Let
- $(M,d)$ be a separable metric space
- $E$ be a $\mathbb R$-Banach space
- $\alpha\in(0,1]$
Moreover, let $$\left\|f\right\|_{C^{0+\alpha}(K,\:E)}:=\sup_{x\in K}\left\|f(x)\right\|_E+\sup_{\substack{x,\:y\:\in\:K\\x\:\ne\:y}}\frac{\left\|f(x)-f(y)\right\|_E}{{d(x,y)}^\alpha}\;\;\;\text{for }f:M\to E$$ for $K\subseteq M$ and $$C^{0+\alpha}(M,E):=\left\{f:M\to E\mid\left\|f\right\|_{C^{0+\alpha}(K,\:E)}<\infty\text{ for all compact }K\subseteq M\right\}$$ be equipped with the topology generated by $$\left\{\left\|\;\cdot\;\right\|_{C^{0+\alpha}(K,\:E)}:K\subseteq M\text{ is compact}\right\}.$$
I want to show that $$\mathcal B\left(C^{0+\alpha}(M,E)\right)=\left.{\mathcal B(E)}^{\otimes M}\right|_{C^{0+\alpha}(M,\:E)};$$ at least in the special case $M=\Lambda$ for an open subset $\Lambda\subseteq\mathbb R^n$, $n\in\mathbb N$.

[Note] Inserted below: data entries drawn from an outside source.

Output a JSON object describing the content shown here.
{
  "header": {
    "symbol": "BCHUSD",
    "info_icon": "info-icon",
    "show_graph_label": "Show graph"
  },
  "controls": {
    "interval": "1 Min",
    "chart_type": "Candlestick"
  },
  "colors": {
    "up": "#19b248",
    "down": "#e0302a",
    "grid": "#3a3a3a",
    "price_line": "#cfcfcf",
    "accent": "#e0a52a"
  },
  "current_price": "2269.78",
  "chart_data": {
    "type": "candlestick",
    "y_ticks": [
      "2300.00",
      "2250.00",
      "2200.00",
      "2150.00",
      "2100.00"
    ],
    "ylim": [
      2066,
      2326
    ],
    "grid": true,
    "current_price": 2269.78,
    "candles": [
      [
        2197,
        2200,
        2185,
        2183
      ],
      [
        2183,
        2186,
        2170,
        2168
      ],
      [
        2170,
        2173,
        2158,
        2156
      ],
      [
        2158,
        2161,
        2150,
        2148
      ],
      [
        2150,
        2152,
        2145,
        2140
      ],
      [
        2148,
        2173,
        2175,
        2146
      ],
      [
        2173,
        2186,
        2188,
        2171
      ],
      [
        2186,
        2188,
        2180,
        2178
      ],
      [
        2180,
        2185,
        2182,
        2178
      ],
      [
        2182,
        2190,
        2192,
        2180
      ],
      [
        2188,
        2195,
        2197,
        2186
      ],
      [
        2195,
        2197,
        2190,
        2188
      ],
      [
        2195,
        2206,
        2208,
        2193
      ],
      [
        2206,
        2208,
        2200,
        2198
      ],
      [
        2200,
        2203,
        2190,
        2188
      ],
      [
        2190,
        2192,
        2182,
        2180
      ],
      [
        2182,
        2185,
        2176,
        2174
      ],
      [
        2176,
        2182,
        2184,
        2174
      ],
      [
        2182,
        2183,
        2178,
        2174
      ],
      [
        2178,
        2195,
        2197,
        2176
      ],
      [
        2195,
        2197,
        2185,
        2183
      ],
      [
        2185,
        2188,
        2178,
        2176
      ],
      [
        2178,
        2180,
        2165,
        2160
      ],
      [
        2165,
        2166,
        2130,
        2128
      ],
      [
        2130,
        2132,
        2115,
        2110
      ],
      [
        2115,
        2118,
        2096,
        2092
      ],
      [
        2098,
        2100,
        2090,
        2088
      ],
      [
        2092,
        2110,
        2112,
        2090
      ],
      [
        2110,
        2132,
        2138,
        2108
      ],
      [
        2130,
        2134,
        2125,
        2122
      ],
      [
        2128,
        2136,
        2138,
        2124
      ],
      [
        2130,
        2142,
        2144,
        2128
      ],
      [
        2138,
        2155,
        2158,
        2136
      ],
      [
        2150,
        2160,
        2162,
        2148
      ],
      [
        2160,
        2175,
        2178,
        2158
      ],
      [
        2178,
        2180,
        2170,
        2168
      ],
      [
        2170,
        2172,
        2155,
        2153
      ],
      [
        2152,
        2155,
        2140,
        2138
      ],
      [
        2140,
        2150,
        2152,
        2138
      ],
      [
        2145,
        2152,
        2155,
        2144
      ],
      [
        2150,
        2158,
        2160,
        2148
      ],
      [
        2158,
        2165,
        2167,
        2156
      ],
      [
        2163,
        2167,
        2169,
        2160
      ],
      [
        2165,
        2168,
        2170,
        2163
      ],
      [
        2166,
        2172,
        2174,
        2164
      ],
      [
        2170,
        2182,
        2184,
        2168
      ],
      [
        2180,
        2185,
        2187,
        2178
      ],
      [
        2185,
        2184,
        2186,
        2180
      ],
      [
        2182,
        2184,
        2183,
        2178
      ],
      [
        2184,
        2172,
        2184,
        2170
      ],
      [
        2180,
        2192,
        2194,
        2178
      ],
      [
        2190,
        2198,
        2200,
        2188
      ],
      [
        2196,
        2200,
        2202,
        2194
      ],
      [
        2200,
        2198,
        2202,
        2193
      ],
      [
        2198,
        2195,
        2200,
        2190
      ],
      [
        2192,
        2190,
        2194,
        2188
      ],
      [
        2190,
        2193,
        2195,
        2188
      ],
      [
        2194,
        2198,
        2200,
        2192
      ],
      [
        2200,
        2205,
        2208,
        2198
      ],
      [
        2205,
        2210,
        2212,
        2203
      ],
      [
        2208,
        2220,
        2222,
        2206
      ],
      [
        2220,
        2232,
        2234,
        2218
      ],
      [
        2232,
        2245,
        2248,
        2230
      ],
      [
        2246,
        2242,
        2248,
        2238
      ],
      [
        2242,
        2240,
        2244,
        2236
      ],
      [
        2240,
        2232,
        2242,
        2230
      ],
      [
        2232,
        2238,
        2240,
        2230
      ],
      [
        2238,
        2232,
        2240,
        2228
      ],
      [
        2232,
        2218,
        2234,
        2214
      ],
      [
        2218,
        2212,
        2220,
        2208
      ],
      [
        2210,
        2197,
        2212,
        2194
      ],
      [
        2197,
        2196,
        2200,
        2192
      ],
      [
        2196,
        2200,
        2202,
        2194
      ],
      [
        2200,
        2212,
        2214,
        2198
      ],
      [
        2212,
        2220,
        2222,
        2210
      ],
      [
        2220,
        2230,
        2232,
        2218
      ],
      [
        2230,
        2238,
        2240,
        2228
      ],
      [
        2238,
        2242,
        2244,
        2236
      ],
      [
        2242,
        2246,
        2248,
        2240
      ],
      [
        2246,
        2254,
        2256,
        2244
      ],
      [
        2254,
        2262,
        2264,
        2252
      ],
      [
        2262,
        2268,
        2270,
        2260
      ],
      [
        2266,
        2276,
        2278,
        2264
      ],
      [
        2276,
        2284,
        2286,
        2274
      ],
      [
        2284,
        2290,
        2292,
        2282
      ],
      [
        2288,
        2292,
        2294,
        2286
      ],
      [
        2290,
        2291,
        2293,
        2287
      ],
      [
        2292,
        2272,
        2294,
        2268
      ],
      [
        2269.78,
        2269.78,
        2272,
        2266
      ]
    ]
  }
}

The desired result is motivated by the following fact: If $M=[0,\infty)$ and $E=\mathbb R$, the space $\Omega:=C^0([0,\infty))$ of continuous functions from $[0,\infty)$ to $\mathbb R$, equipped with the topology of uniform convergence on compact subsets, is a Polish space. Let $$X_t:\Omega\to\mathbb R\;,\;\;\;\omega\mapsto\omega(t)$$ for $t\ge0$. Then we are able to show that $$\left.{\mathcal B(\mathbb R)}^{\otimes[0,\infty)}\right|_\Omega=\sigma(X_t,t\in[0,\infty))=\mathcal B(\Omega).$$
$^1$ Let $\mathcal B(X)$ denote the Borel $\sigma$-algebra on a topological space $X$. If $I$ is a nonempty set and $(\Omega_i\mathcal A_i)$ is a measurable space for all $i\in I$, let $\bigotimes_{i\in I}\mathcal A_i$ denote the product $\sigma$-algebra on $\prod_{i\in I}\Omega_i$. If $(\Omega_i\mathcal A_i)=(\Omega,\mathcal A)$ for all $i\in I$, write ${\mathcal A}^{\otimes I}$ instead of $\bigotimes_{i\in I}\mathcal A$. Moreover, for any measurable space $(\Omega,\mathcal A)$ and $A\subseteq\Omega$, let $\left.\mathcal A\right|_A$ denote the trace $\sigma$-algebra on $A$.